La fille qui baladait son chien partie 1

Ca faisait plusieurs semaines que je la voyais en bas de chez moi, à un moment ou à l’autre de sa promenade. Le soir à peu près entre 20 heures 30 et 21 heures 30, elle sortait son compagnon canin, un magnifique jack terrier. Elle avançait d’un pas décidé, pendant que le jack courrait dans tous les sens, au bout d’une longue laisse, frétillant au contact des espaces verts mais aussi asphaltés, tout un espace à découvrir ou redécouvrir, la truffe en folie.
L’appartement que je louais au troisième étage d’une grande bâtisse, ancienne usine reconvertie, offrait une vue imprenable sur la ville et sur la zone urbaine en bas de chez moi. Les espaces verts, un gigantesque parking, les maisons assemblées en quartiers aux conceptions différentes, certains anciens, d’autres plus récents.

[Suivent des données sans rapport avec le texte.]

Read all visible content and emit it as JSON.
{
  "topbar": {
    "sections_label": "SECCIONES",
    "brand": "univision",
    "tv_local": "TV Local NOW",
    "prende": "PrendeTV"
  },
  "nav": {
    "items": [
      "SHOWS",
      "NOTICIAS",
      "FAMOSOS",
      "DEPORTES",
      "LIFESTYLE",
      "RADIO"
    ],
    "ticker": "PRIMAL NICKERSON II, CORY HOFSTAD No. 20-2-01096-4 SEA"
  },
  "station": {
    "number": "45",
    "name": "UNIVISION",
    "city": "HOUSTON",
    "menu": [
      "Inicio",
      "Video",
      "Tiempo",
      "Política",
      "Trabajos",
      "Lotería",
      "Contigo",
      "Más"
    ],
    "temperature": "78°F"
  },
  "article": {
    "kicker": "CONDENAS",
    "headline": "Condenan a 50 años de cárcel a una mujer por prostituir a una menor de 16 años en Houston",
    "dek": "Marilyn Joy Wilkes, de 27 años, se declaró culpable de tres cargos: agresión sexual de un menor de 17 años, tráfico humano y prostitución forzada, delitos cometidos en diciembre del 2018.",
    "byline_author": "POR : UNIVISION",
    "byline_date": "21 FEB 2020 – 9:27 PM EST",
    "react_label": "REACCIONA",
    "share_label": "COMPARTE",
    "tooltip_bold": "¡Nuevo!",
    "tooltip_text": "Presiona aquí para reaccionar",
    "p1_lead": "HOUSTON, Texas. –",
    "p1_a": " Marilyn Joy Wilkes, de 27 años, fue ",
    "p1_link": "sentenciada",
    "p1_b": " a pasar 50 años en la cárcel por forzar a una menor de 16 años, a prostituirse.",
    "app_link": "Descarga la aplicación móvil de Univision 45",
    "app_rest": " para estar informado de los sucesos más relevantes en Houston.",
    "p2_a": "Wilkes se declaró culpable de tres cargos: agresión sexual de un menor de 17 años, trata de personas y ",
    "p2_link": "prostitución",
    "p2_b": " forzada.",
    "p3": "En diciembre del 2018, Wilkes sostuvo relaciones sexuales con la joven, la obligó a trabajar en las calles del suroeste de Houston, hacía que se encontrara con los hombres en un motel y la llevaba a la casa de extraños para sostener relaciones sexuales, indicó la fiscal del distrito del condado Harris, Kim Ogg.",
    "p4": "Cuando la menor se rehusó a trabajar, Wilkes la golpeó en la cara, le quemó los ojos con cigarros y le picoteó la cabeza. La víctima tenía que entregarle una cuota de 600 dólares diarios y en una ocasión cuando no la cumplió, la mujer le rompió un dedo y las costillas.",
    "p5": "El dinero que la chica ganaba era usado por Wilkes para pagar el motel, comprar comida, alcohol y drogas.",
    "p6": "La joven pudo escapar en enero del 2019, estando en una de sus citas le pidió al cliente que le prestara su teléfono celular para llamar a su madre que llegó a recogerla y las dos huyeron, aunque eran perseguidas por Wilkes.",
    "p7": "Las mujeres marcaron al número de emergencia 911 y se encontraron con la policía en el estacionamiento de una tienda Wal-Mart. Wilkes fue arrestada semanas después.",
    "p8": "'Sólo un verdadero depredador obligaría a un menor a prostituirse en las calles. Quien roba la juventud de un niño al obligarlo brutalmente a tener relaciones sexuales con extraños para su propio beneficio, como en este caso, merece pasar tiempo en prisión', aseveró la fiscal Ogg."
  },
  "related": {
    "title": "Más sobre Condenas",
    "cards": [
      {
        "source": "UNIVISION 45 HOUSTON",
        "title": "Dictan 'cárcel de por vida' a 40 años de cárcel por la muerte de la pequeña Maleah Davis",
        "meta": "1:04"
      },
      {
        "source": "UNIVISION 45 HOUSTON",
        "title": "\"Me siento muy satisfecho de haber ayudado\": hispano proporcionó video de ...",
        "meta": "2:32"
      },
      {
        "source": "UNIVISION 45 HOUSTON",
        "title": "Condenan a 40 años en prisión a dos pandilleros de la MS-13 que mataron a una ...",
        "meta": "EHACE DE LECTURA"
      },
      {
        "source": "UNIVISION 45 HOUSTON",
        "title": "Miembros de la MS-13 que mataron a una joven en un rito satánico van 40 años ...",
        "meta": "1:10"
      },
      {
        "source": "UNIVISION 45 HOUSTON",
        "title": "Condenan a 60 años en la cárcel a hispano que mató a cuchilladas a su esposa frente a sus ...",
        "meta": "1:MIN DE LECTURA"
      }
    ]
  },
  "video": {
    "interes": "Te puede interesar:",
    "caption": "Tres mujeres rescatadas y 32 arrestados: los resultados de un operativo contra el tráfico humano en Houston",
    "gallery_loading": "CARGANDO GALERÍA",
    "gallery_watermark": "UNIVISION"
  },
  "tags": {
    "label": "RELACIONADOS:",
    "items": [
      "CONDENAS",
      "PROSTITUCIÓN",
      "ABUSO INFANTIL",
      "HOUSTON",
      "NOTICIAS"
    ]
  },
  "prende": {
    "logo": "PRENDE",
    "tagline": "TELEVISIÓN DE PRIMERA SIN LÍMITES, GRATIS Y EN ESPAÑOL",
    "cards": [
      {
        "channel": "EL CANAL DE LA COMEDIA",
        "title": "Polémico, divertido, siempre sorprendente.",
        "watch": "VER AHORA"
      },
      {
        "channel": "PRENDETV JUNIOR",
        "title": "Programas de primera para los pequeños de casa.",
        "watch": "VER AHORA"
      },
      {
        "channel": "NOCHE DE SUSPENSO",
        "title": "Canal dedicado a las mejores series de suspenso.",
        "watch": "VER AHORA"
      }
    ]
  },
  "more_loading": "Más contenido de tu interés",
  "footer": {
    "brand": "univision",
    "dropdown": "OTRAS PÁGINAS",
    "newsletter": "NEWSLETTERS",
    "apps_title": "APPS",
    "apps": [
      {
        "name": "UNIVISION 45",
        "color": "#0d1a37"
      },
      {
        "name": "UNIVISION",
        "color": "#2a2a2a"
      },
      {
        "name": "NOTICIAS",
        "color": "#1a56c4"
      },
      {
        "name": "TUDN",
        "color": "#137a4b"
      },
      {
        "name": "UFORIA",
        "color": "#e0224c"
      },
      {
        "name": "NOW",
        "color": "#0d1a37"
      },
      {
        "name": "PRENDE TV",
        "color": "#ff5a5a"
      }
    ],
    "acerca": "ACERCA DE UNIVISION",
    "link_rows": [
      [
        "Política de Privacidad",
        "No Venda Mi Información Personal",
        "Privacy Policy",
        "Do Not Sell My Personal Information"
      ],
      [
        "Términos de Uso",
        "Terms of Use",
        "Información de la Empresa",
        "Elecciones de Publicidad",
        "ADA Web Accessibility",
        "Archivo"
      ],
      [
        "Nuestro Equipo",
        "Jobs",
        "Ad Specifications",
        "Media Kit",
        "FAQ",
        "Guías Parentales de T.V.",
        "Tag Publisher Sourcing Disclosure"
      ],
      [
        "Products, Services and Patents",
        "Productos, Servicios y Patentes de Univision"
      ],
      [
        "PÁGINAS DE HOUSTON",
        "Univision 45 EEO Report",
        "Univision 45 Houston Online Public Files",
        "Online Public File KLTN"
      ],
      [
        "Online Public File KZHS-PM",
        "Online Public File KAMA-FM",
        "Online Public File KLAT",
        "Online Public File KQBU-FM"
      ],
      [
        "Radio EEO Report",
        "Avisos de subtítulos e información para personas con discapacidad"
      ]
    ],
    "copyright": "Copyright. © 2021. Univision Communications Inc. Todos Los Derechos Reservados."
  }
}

Difficile de ne pas remarquer qu’elle était magnifique. Elle me rappelait une phrase de Claude Klotz, quand il parlait de son héros Reiner qui était devenu Rainer puis Raner pour une question de procès en chaine, ‘Vous prenez Dracula, Humphrey Bogart, Dillinger, Saint Vincent de Paul, vous mélangez ce ne sera pas lui.’ Plein d’éléments disparates attiraient le regard, pourtant sa beauté était au-delà de tous ces éléments. Il y avait en elle quelque chose d’étincelant, au-delà de tout cela. De la beauté, dans le sens d’un certain académisme, de la jeunesse, mais aussi du chien, comme on disait autrefois, cela collait bien à son activité nocturne, dont j’imaginais qu’elle avait une correspondance matinale que je n’avais malheureusement jamais surprise.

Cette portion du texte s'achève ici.